My research lies at the intersection of gender, sexuality, race and sport. My dissertation uses the case study of former Division I NCAA college athletes’ transition out of college athletics to examine how race and sexuality impact a) the ways people hold themselves and others accountable for how they express their gendered selves. And b) when and under what conditions people reject previous gender socialization or use it to their advantage. I merge theories of race, culture, and gender to examine the ways whiteness shapes gender accountability across contexts, and how respondents use their cultural toolkits learned through college athletics to uphold this accountability. I focus on behaviors and attitudes associated with recreational sport, work, and family/romantic life.
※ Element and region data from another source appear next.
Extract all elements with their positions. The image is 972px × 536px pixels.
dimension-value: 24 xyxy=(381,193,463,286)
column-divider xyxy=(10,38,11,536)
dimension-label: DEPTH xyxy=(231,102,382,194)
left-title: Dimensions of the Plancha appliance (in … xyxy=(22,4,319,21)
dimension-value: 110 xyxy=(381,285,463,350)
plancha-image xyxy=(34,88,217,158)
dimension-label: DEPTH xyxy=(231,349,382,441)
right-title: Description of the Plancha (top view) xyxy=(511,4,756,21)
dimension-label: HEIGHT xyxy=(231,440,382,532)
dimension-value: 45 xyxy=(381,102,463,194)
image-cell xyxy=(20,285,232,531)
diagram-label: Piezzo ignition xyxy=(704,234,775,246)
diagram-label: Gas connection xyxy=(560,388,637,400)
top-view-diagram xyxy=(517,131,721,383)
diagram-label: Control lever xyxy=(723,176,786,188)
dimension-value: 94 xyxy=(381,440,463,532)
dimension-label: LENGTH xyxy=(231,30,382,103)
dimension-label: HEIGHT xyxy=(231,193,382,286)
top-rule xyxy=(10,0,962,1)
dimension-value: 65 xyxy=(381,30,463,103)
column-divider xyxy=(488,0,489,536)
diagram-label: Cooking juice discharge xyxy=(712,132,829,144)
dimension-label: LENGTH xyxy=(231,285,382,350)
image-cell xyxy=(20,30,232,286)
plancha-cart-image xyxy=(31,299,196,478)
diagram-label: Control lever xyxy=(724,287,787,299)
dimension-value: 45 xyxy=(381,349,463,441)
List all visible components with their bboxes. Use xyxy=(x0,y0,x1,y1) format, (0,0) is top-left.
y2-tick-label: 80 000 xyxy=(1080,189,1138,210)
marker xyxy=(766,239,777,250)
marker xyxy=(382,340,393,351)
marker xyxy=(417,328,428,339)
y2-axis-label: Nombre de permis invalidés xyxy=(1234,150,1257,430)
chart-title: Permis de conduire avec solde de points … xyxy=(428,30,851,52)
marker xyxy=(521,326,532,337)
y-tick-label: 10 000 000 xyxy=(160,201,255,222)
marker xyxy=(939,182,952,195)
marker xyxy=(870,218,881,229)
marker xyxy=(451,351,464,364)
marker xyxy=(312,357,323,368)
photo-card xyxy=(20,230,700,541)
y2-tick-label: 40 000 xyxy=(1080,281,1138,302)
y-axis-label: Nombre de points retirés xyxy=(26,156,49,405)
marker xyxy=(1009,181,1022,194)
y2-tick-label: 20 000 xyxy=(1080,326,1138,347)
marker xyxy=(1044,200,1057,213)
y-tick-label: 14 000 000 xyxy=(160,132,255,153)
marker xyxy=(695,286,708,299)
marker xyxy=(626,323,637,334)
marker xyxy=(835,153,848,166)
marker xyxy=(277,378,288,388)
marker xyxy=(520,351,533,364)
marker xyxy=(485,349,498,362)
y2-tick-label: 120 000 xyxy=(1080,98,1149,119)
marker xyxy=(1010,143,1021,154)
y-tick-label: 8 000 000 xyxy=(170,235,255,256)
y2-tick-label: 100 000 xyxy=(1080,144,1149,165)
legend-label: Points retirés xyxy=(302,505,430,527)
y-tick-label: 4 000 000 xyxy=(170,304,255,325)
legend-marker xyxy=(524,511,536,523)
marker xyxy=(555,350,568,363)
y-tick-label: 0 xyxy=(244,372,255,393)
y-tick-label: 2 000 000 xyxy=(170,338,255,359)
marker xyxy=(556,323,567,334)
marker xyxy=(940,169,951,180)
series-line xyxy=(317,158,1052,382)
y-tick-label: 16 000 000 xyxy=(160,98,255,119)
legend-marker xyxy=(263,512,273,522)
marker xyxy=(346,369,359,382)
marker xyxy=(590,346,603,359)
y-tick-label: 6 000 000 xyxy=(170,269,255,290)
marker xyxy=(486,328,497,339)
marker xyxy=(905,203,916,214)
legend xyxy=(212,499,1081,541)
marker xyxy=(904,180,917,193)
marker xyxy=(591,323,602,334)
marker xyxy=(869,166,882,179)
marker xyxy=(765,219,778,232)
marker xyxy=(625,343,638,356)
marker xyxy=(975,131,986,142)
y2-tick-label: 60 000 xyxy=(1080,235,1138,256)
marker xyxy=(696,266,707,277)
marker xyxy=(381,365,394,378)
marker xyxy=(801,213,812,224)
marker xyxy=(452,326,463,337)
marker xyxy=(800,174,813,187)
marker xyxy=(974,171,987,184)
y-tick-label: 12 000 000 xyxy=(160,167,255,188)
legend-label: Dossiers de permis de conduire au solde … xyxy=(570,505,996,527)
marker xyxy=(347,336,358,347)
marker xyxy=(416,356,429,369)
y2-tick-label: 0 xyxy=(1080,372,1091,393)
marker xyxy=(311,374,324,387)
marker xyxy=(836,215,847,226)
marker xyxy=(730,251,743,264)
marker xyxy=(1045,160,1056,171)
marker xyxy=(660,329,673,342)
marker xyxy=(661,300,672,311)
My theoretical interests and collaborative work involve an array of methodological approaches including: in-depth qualitative interviews, secondary data analysis, and experiments (online and field). These projects include: A large-scaled research project involving survey experiments and an audit study, which seeks to uncover the mechanisms that produce socioeconomic disadvantage among Asian and Asian American workers in the United States (PI: Stephan Benard). A second study (Co-PI with Pamela Braboy Jackson) uses data from the National Longitudinal Study of Adolescent to Adult Health to examine how role sequencing of women (sequence of education, entering into the labor force, marriage, motherhood) impacts various health and economic outcomes and if these outcomes vary by race.